Oppie nodded. “Give me a minute. I’m going to need a drink, too.”

Three martinis later, she knew everything he did. He’d paced and smoked while telling her; she’d been on the couch the whole time, letting him refill glasses as necessary.

“And this is what you want to devote years to?” she asked. “Some fool’s errand? How can you possibly succeed?”

Oppie finally sat down on the sofa, but there was a distance between them. “I don’t know. I have no idea. But it’s a sweet problem, isn’t it? If there were a straightforward solution, it ...”

He stopped himself, realizing he was echoing what Edward Teller had said back in the summer of ’42 at that first meeting of the Luminaries: “An atomic-fission bomb,” he’d announced, “is straightforward; your grad students could make one. But a bomb based on nuclear fusion? That is a challenge worthy of us.”

But no. Building a fusion bomb wasn’t worthy then and it wasn’t now. But this—this!—was. Rabi had said years ago that he didn’t want the culmination of three centuries of physics to be a bomb. But outwitting the sun, outwitting nature, outwitting God himself, surely that was fitting. He lifted his shoulders slightly. “I’m going to do this.”

“But why?”

“‘O Arjuna, perform your duty with equipoise. The sacrifice made as a matter of duty by those who desire no reward is of the nature of goodness.’”
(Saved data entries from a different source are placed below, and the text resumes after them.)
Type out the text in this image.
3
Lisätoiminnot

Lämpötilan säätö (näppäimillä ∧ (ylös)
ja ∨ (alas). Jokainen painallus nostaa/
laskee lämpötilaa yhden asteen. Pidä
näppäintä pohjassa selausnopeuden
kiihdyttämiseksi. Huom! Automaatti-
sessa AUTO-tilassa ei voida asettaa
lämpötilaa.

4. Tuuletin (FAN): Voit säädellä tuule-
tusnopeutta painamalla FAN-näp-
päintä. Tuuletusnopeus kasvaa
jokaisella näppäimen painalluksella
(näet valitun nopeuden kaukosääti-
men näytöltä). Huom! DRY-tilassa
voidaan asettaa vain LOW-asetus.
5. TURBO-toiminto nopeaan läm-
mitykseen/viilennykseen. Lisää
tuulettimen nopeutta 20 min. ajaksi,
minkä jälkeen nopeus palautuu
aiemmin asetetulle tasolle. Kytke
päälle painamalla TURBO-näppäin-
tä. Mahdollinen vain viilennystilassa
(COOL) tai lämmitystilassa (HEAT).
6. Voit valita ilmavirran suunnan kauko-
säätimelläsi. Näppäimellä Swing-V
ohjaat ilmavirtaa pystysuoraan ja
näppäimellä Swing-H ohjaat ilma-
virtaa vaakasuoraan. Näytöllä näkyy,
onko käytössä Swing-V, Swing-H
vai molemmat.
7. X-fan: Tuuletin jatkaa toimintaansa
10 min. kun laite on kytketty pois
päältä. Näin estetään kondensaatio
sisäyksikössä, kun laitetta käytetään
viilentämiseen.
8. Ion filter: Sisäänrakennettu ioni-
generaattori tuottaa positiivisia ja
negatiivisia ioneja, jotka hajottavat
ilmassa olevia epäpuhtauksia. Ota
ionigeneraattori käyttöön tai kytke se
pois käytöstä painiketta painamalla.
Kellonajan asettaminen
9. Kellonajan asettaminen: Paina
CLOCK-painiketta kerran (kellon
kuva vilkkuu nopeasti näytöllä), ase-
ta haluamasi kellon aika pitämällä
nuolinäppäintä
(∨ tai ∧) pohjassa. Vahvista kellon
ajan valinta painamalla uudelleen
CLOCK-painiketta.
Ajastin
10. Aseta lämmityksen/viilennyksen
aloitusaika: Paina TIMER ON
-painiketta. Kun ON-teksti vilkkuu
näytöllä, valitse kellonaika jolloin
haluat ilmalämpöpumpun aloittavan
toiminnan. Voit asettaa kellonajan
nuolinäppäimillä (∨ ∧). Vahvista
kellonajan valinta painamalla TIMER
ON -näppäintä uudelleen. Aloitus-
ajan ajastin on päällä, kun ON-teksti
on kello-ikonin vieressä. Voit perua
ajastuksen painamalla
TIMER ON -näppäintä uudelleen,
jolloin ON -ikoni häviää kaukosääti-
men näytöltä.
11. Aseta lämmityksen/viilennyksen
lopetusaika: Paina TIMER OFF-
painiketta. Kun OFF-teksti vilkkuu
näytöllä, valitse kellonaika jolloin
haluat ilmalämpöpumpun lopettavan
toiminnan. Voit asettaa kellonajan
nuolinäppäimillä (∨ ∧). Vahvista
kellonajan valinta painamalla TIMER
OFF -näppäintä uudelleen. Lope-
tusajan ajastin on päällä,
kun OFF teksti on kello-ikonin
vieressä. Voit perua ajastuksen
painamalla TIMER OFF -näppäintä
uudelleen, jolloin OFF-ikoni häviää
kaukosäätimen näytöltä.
“The fucking Gita, again? Robert, we’re talking about your—our—future.”

He looked up. “Yes. Yes, we are. And our son’s, and our daughter’s, and their children’s, too.”

Kitty seemed to consider this and, when she spoke again, her voice was calmer. “True. And ... and maybe I ...”

She said nothing more, but Oppie could read it in her face: Maybe I do owe them something. She couldn’t give Peter or Toni love or affection—neither could he, really—but she could help give them a future. “All right,” she said. “I’m in.”

Oppie was surprised at how good this felt. “Excellent. And, I promise, you will fully participate.”

Kitty took a sip of her drink and stared out the hotel room’s window at a chiaroscuro Manhattan. But when she turned her eyes back to Oppie she startled him; she’d obviously been recalling the same night at the movies he’d been thinking about a while ago. “Louie,” she said, “I think this is the beginning of a beautiful friendship.”